Tesla has been promising full self-driving capabilities for almost a decade now and they still haven’t pulled it off. YouTube is brimming with videos of Waymo self-driving cars committing hilarious blunders. My Mazda’s lane-keeping system gets confused by merging roads. It turns out that autonomous driving is difficult — and yet, children around the world build robots for $20 that manage it just fine. That gave Austin Blake the brilliant idea to build a “self-driving” cart that makes use of groundbreaking line-following technology.

Line-follower robots are very popular projects for robotics beginners. Simple kits cost less than an Andrew and small children can build them with minimal adult supervision. Once completed, they can drive along “roads” quite reliably without any need for direct human control.

That all works because a line on the ground, in a contrasting color, is really easy to detect with affordable hardware. Typically, the line is black and goes on a floor of a lighter color (like white). An infrared sensor can “see” the difference between the black and the white. With two of those sensors straddling the line, the robot can correct its course if it starts to move away from the line. It is driving itself! At least if you’re being generous with semantics.

Blake’s cart works the same way. He has attempted to build more sophisticated self-driving vehicles in the past, but with mixed success. This rudimentary line-following tech is much easier to implement and much more reliable. Compared to a small line-follower robot, it really only has three major differences: more infrared sensors, a different steering setup, and a much bigger size — big enough to carry a full-grown man. Like Blake, for example.
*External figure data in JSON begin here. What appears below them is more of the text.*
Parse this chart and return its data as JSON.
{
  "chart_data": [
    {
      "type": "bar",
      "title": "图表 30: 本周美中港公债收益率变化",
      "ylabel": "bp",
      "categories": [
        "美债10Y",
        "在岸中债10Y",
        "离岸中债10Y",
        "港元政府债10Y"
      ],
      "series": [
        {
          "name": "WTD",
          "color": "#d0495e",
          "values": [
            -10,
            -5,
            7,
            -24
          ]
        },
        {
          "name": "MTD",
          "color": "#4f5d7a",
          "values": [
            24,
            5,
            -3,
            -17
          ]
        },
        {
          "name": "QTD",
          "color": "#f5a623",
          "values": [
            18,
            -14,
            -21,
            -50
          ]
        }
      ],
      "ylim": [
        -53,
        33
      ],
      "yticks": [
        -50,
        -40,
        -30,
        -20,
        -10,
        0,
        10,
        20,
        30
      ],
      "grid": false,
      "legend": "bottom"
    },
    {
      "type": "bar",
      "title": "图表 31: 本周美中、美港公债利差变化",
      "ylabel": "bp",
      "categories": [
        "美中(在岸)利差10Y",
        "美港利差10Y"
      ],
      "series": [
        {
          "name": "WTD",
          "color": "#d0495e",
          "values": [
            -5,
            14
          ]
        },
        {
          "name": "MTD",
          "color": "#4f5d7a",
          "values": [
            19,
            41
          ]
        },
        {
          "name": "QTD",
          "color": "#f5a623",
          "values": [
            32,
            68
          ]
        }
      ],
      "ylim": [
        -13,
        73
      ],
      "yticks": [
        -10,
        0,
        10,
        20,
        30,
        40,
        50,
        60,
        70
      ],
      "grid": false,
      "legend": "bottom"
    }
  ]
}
The final version of the cart has 32 infrared sensors connected to an Arduino Mega Pro Mini development board. The large number of sensors makes the line-following more reliable and covers a greater area, which makes sense for a cart of this size. Blake made a custom PCB to hold all of those, like a massive Arduino shield.

Because this is the same cart from his last video, which has a steering wheel actuated by a motor, Blake kept most of the original hardware. That included the Arduino Nano that controls the steering motor.

That worked well and the cart is able to drive itself around Blake’s shop without endangering anyone. It was even able to cross over line intersections, which is traditionally a challenge for line-followers. Maybe Tesla should get in touch with Blake and finally roll out that self-driving capability they’ve been promising.